Plan includes expanding current pollution programs and tracking farmers' efforts
Now that the U.S. Environmental Protection Agency (EPA) has outlined its final "pollution diet" for states in the Chesapeake Bay watershed, Pennsylvania's top environmental and agriculture officials say the state is ready to do its part to improve water quality.
State Environmental Protection Secretary John Hanger and Agriculture Secretary Russell Redding said Pennsylvania's plan provides a reasonable assurance that it can clean up the water flowing into the bay while keeping industries in the watershed viable.
Hanger said that while the state has already reduced its nitrogen contributions to the bay by 28%, phosphorus by 46% and sediment by between 38% and 46%, more work remains to be done. The EPA's final enforceable allocations call for Pennsylvania to reduce by 2025 annual nitrogen discharges to 76.8 million lb, phosphorous discharges to 2.7 million lb and sediment to between 0.95 and 1.05 million tons per year.
Pennsylvania's plan, referred to as a watershed implementation plan, or WIP, calls for continuing existing programs that have proven effective and, in some cases, improving the capacity to track and expand those efforts; implementing new programs that take advantage of advanced and innovative technologies; and enhancing common sense compliance efforts, particularly for non-point sources such as agriculture and storm water runoff from development.
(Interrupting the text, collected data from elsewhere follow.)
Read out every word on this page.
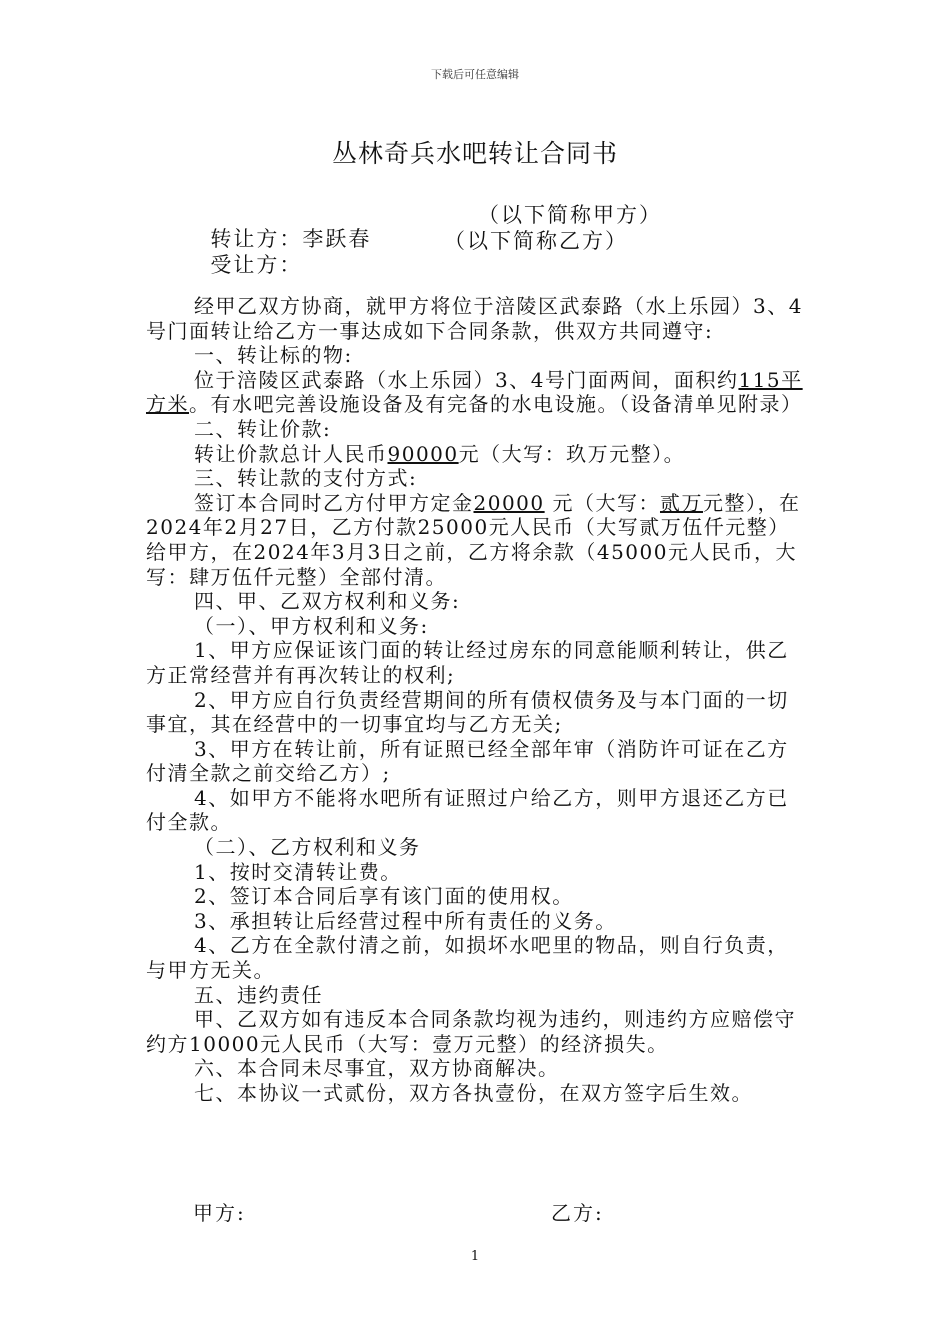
下载后可任意编辑
丛林奇兵水吧转让合同书

转让方：李跃春

（以下简称甲方）

受让方：

（以下简称乙方）

经甲乙双方协商，就甲方将位于涪陵区武泰路（水上乐园）3、4号门面转让给乙方一事达成如下合同条款，供双方共同遵守:

一、转让标的物:

位于涪陵区武泰路（水上乐园）3、4号门面两间，面积约115平方米。有水吧完善设施设备及有完备的水电设施。（设备清单见附录）

二、转让价款:

转让价款总计人民币90000元（大写：玖万元整）。

三、转让款的支付方式:

签订本合同时乙方付甲方定金20000 元（大写：贰万元整），在2024年2月27日，乙方付款25000元人民币（大写贰万伍仟元整）给甲方，在2024年3月3日之前，乙方将余款（45000元人民币，大写：肆万伍仟元整）全部付清。

四、甲、乙双方权利和义务:

（一）、甲方权利和义务:

1、甲方应保证该门面的转让经过房东的同意能顺利转让，供乙方正常经营并有再次转让的权利;

2、甲方应自行负责经营期间的所有债权债务及与本门面的一切事宜，其在经营中的一切事宜均与乙方无关;

3、甲方在转让前，所有证照已经全部年审（消防许可证在乙方付清全款之前交给乙方）;

4、如甲方不能将水吧所有证照过户给乙方，则甲方退还乙方已付全款。

（二）、乙方权利和义务

1、按时交清转让费。

2、签订本合同后享有该门面的使用权。

3、承担转让后经营过程中所有责任的义务。

4、乙方在全款付清之前，如损坏水吧里的物品，则自行负责，与甲方无关。

五、违约责任

甲、乙双方如有违反本合同条款均视为违约，则违约方应赔偿守约方10000元人民币（大写：壹万元整）的经济损失。

六、本合同未尽事宜，双方协商解决。

七、本协议一式贰份，双方各执壹份，在双方签字后生效。

甲方:	乙方:
1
Pennsylvania will improve its ability to track nutrient and sediment reductions made by farmers and other land managers through the plan. Until now, usually only those best management practices, or BMPs, that were associated with a federal or state grant program were reported to the Bay Program, which meant many improvements went unnoticed. Improving communications and cooperation with farmers and partners like county conservation districts will be critical to the success of this effort, Redding added.
Pennsylvania's plan also calls for using new and innovative technologies to reduce pollution. The state has proposed creating a $100 million program, funded by the federal government, states within the bay watershed and other key stakeholders, that would finance four to eight manure-to-energy projects, for example, each year. Each project could remove close to 1 million lb of nitrogen from the Chesapeake Bay.
The Department of Environmental Protection and the Department of Agriculture have been working with a number of companies to look for ways to install technologies like manure treatment, methane digesters and electrical co-generation equipment on dairy, poultry and hog farms. These technologies can help reduce nutrient pollution while also producing electricity and marketable soil products that create additional revenue streams for farmers and rural communities.